Islam el-Shehaby, who was sent home by his own team, lost the fight against Or Sasson on Friday and was reprimanded by the IOC for his actions.
The athlete said he did not want to shake hands with an Israeli, nor was he obliged to do so under judo rules, but the IOC said his behaviour went against the rules and spirit of the Olympic games and the rules of fair play.
“Shaking the hand of your opponent is not an obligation written in the judo rules. It happens between friends and he's not my friend,” Shehaby said after his bout.
“I have no problem with Jewish people or any other religion or different beliefs. But for personal reasons, you can't ask me to shake the hand of anyone from this state, especially in front of the whole world,” he said.
After Sasson defeated Shehaby and the pair retook their places in front of the referee, the Egyptian backed away when Sasson bowed and approached him to shake hands.
When called back by the referee to bow, Shehaby gave a quick nod before walking off amid loud boos from the crowd.
“The president of the National Olympic Committee issued a statement saying they respected all athletes and all nations at the Olympic games,” the IOC said in a statement.

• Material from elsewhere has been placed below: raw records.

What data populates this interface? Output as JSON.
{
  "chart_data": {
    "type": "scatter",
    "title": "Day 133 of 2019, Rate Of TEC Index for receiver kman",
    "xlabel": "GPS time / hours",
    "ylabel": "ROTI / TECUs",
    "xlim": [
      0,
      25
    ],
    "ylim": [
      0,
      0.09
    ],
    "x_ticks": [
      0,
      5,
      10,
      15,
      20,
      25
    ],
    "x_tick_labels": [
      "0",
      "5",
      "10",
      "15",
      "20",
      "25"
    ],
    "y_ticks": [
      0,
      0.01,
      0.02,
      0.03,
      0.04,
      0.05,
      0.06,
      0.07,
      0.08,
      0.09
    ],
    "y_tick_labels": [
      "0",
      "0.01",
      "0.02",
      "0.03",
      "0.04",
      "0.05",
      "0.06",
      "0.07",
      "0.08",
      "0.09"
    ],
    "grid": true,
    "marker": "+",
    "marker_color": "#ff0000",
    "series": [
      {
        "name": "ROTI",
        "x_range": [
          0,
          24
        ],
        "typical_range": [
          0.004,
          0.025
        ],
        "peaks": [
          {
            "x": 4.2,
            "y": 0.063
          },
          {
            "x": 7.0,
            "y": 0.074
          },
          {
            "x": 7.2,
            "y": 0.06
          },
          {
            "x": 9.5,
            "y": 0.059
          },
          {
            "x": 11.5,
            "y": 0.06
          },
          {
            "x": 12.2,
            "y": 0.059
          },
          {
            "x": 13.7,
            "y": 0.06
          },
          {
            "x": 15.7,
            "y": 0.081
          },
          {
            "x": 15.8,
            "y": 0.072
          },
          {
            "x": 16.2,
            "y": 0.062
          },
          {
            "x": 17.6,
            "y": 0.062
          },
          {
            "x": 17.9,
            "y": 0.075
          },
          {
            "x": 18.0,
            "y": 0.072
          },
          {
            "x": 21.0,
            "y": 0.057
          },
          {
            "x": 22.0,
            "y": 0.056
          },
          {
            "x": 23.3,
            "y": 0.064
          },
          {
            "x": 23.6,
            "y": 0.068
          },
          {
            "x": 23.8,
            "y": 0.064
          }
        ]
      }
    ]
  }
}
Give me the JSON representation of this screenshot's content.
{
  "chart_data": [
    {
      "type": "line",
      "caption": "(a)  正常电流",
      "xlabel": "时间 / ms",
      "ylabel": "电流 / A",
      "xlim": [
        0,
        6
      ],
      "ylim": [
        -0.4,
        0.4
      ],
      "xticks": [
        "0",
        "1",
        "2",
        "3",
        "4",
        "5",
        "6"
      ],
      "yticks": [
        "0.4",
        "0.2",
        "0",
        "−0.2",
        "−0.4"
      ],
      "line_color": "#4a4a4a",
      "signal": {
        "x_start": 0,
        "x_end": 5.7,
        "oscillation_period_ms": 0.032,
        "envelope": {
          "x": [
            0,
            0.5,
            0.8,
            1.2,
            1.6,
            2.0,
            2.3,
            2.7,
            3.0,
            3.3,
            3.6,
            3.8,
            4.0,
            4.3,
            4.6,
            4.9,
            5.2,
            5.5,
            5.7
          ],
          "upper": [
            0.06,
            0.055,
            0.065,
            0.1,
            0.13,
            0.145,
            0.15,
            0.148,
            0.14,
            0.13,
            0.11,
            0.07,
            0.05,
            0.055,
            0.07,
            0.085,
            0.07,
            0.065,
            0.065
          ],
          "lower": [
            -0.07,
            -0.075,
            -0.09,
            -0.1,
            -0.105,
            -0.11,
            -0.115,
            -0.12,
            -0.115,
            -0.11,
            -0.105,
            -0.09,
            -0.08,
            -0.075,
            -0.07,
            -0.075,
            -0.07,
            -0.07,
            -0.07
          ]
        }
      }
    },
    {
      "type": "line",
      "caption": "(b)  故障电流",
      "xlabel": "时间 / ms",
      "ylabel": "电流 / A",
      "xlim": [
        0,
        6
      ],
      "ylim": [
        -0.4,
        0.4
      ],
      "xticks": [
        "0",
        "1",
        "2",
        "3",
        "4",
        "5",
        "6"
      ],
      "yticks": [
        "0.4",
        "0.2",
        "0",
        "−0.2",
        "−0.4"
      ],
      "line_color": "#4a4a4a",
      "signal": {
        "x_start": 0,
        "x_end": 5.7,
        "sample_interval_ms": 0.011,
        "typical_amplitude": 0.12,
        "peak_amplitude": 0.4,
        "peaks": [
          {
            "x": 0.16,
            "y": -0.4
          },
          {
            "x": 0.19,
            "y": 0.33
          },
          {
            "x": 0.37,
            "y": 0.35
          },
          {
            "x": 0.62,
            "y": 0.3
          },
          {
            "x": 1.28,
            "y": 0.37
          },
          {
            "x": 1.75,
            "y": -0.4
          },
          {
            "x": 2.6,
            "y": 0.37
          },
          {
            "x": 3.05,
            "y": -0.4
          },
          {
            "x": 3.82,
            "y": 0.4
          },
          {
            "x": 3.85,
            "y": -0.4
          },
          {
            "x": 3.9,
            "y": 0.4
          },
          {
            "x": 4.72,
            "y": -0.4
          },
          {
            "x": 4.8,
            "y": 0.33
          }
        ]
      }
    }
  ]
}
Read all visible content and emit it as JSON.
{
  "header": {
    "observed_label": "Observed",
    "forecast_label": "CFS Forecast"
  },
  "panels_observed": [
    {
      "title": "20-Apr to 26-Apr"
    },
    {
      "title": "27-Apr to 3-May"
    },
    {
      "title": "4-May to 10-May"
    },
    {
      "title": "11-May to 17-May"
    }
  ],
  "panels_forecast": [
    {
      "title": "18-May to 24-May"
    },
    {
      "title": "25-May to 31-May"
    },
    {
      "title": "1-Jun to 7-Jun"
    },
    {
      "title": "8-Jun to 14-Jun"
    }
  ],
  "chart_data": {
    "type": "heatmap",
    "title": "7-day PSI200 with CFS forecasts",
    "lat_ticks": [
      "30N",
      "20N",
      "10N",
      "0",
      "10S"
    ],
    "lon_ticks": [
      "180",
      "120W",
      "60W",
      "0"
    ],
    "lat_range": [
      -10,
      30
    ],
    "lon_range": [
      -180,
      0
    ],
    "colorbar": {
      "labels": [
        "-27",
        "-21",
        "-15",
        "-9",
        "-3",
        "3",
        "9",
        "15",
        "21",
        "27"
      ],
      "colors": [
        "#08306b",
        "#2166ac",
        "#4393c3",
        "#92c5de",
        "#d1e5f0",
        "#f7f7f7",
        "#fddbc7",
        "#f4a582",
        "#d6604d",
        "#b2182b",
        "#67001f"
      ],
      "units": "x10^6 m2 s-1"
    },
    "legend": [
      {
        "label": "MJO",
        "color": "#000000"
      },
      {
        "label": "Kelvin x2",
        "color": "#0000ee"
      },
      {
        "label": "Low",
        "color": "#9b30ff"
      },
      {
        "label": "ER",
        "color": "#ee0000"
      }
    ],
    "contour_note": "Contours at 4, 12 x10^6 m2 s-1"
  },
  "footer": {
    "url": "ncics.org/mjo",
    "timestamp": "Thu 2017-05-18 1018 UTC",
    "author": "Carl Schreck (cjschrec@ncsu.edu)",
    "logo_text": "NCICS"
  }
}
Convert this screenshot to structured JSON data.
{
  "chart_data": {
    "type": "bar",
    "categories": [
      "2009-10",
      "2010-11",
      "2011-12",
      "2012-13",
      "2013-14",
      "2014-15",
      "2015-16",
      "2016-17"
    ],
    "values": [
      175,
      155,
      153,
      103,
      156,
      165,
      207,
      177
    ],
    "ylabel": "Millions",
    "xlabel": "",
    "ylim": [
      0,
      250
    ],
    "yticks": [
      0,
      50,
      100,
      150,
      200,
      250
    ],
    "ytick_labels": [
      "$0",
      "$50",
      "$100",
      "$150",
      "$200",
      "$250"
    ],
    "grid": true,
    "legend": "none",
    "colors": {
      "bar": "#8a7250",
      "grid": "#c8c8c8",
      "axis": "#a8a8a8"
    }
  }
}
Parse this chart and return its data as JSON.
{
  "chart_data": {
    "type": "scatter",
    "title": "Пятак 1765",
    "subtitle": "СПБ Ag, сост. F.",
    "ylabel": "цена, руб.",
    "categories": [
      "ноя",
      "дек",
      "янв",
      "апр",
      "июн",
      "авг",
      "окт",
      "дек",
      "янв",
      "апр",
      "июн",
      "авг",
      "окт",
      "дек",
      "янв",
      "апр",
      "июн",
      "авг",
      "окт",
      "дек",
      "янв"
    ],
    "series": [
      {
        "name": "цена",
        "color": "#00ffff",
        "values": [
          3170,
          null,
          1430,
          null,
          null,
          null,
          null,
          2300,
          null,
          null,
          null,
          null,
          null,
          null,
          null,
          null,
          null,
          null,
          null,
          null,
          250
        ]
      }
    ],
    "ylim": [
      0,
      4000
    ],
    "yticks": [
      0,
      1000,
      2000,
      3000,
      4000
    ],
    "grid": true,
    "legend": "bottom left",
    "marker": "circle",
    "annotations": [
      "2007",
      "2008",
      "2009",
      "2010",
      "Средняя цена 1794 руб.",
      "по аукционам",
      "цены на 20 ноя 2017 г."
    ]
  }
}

“The DC issued a 'severe reprimand for inappropriate behaviour' to the athlete. It noted ... the shaking of hands after a match is not in the competition rules of the International Judo Federation.”
“As well as a severe reprimand, the DC has asked the Egyptian Olympic Committee to ensure in future that all their athletes receive proper education on the Olympic values before coming to the Olympic games,” the IOC said.
In a statement, the Egyptian Olympic Committee said that "Shehaby was told earlier to maintain good sportmanship throughout the match with the Israeli player".
"This is an international competition after all, and simply a game of judo. What happened after the game and his refusal to shake hands was his personal action."
Shehaby, 32, had reportedly been pressed by fans on social media not to show up for the match with his Israeli opponent, who went on to win bronze in the +100kg category because it would shame Islam.
This is not the first time athletes from Arab nations or Iran have refused to compete with Israeli athletes at the Olympics or other international competitions.
Earlier in the tournament, the Lebanese Olympic team refused to share a bus with its Israeli counterpart.
"Because you do not normalise with apartheid regimes, you boycott them. Gold medal for Lebanon. #BDS #BoycottIsrael," Diab Abou Jahjah, the founder of the Arab European League, tweeted on Monday after the bus incident.
Saudi judoka Joud Fahmy reportedly forfeited her first match at the games to avoid facing an Israeli opponent in the next round.
But the Saudi Olympic delegation tweeted that Fahmy had suffered injuries in her hand during training and did not quit for political reasons.
At the 2004 Athens Olympics, then Iranian world champion Arash Mirasmaeili refused to fight Israeli judoka Ehud Vaks, earning praise back home.
Egypt was the first Arab power to make peace with Israel, in 1979, but the treaty remains unpopular among many Egyptians.